3/4 cup beef sirloin cubed
1 big can of diced tomatoes
1 can of Guinness beer
1 cup strong coffee
2 cans tomato paste
1 can beef broth
1/2 cup brown sugar
3 tbsp red pepper jelly OR (hot) 3 tbsp tabasco
1 tbsp cumin
1 tbsp cocao
1 teaspoon oregano
1 teaspoon cayenne
1 teaspoon coriander
1 teaspoon salt
2 cans kidney beans
1 to 4 chopped chili peppers depending on desired heat.

Directions
Heat oil
Cook onions, garlic and meat until brown
Add Tomatoes, beer, coffee, tomato paste and beef broth
Add Spices, stir in one can kidney beans and peppers
Reduce heat and simmer for 90 minutes
Add remaining can of kidney beans and simmer for another 30 minutes.

Bon Appetite.

Saturday, November 13, 2010

Been a while

I'm in a bad mood. I can't say why, in particular, that is. I don't have anything particularly terrible happening that might cause me to be feeling down. I guess there isn't a whole lot to be feeling excited about either. I think I'm in the accelerated version of culture shock.
Am I missing home?
No, not really.
Do I dislike my job?
I like it, though it has it's good days and bad days. I'm learning lessons and figuring the system out.
My colleagues?
They're good. I like them, although I haven't gotten really close to anyone.
I guess I'm in a rut. A rut where the week races by and I don't feel like I've accomplished what I wanted to get done. I'm tired, a lot.

The question is, what should I do about it? What can make me feel better? That's what I need, a plan, some goals, realistic goals.

Happiness starts with health. The intention to work out daily kind of went out the window. I haven't had a proper workout in weeks.

Goal number one: excercise six out of every eight days. Half a hour per workout.

My eating habits need to improve. No more McDonalds on the night shifts. Now that the halloween candy is on it's last throws, that won't be a big issue either.

Financial - deep breath. I'm not in trouble, but I like stability and that's not where I am right now. Sure, we just moved and have had a lot of expenses lately. My wife still wants to buy a sectional couch, do a dozen improvement projects, etc, etc. I like to keep a cushion of $10,000 and climbing.

It was there, but I see that goal slipping further and further away.

I might get a cheque for $5000 for some taxes that I filed a grievance for. Then again, I might not.

I might get my book published and get some extra income that way. Then again, I might not.

I should get a raise in January if everything goes well.
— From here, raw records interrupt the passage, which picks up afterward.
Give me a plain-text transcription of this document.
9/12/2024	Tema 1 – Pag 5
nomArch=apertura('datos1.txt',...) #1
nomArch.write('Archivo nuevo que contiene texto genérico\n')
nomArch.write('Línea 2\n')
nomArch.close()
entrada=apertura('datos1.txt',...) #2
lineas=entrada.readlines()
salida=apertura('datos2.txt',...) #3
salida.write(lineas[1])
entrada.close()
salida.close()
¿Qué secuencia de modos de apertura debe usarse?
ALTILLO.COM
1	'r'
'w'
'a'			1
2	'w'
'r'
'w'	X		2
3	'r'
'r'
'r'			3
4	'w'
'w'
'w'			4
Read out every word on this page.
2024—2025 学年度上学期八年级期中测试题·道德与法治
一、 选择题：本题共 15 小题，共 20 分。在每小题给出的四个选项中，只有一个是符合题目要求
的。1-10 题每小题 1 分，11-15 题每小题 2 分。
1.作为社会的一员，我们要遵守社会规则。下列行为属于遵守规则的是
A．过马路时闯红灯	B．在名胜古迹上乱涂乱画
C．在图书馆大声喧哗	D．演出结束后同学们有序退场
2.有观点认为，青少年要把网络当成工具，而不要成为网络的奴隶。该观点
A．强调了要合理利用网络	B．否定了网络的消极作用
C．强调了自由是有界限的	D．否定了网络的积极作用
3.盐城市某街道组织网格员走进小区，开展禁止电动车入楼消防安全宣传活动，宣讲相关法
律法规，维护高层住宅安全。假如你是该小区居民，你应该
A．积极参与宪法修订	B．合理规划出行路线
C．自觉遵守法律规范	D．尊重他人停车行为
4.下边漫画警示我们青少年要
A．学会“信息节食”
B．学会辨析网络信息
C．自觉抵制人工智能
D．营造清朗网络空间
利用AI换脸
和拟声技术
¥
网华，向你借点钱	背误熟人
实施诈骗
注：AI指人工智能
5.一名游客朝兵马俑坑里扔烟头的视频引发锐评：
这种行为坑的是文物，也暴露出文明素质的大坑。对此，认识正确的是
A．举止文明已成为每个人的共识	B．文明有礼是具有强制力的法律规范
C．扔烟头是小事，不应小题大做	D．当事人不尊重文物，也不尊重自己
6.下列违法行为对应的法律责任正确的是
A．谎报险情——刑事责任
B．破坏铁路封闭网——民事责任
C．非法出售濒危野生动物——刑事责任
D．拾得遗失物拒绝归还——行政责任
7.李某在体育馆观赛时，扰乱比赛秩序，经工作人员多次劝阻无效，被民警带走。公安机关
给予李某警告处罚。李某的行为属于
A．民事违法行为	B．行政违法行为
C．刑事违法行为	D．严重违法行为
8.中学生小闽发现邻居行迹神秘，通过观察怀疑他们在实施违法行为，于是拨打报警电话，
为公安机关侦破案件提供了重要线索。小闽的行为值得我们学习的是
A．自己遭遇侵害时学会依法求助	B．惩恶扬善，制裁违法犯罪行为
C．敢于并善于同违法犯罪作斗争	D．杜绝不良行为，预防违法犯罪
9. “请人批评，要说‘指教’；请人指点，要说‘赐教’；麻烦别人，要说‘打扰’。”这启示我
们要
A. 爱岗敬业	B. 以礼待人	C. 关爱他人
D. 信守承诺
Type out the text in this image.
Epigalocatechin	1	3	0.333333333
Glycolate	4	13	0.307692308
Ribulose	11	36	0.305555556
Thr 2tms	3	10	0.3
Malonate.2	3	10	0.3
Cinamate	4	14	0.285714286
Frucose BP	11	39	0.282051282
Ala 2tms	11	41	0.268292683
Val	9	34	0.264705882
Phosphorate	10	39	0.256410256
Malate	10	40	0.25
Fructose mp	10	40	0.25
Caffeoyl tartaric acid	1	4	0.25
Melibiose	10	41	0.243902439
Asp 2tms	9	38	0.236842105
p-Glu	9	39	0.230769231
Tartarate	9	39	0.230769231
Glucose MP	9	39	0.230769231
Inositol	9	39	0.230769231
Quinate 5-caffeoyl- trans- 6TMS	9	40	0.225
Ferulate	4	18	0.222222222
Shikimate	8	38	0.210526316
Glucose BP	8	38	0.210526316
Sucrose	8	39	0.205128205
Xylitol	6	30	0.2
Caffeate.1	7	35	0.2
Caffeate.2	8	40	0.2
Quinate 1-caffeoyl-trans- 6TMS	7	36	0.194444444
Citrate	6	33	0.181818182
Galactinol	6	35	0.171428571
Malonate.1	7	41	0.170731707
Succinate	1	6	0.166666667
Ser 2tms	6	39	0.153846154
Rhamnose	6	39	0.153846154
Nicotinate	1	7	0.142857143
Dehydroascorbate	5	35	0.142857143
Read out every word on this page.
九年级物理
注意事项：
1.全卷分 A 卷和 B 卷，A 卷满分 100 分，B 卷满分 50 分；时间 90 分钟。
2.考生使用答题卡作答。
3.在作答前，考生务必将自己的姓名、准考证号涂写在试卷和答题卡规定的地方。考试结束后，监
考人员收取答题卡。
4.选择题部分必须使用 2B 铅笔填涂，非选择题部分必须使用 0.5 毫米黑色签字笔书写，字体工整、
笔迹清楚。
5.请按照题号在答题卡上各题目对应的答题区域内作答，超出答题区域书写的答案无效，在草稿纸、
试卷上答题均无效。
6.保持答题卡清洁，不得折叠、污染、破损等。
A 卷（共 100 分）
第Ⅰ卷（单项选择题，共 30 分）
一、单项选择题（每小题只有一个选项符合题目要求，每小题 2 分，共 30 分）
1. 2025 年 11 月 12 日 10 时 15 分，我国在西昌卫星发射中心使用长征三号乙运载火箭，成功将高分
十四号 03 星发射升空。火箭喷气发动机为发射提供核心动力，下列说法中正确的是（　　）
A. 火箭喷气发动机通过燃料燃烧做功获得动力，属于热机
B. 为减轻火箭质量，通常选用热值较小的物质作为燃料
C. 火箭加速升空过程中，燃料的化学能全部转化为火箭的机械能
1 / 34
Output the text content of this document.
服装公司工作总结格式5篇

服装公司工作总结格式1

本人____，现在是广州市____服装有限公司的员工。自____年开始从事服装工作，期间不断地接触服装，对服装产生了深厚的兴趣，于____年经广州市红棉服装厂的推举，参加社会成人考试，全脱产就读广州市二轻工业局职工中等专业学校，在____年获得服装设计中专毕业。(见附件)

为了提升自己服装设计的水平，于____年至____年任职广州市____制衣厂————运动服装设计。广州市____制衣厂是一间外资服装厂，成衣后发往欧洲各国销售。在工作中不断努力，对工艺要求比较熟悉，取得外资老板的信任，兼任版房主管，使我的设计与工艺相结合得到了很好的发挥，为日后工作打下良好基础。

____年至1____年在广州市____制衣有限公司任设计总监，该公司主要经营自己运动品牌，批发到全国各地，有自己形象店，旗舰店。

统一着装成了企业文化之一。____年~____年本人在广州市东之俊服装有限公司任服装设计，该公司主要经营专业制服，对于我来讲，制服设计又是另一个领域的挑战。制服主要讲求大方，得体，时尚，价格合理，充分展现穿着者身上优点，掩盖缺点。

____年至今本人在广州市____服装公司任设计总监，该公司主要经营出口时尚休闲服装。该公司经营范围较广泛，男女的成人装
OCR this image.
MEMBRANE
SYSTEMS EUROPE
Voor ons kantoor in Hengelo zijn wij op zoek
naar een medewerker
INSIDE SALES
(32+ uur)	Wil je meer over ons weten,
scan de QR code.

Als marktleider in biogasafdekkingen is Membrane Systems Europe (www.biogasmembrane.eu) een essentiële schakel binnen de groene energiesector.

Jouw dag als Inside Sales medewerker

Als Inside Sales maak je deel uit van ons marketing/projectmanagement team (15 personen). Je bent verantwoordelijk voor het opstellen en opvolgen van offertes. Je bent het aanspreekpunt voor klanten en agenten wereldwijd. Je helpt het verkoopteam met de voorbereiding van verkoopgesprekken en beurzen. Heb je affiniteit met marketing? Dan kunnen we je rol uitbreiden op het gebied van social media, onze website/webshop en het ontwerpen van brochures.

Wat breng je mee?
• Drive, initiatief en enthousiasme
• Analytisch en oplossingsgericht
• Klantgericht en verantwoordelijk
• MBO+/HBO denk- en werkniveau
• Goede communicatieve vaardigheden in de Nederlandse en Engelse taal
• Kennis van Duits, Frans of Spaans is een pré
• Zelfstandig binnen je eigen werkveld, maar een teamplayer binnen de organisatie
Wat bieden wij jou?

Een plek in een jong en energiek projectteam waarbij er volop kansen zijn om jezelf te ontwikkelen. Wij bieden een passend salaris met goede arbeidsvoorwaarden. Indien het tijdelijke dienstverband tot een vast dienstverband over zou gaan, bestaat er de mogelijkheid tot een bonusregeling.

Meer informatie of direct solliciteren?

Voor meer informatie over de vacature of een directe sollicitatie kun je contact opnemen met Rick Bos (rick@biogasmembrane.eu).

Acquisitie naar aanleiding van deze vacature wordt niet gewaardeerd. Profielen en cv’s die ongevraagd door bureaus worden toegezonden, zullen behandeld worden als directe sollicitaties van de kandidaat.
So there's plenty to be optimistic about. I'm clamoring to the next level, to get some debt paid off. I've two little ones that absorb the majority of my time off.

It's the life of the Dad in the new city, in the new job, without enough friends.

We need a Mrs. Lee, and that will be the subject of my next blog. I've finally figured out something to write about. All I needed was a good rant to get me going.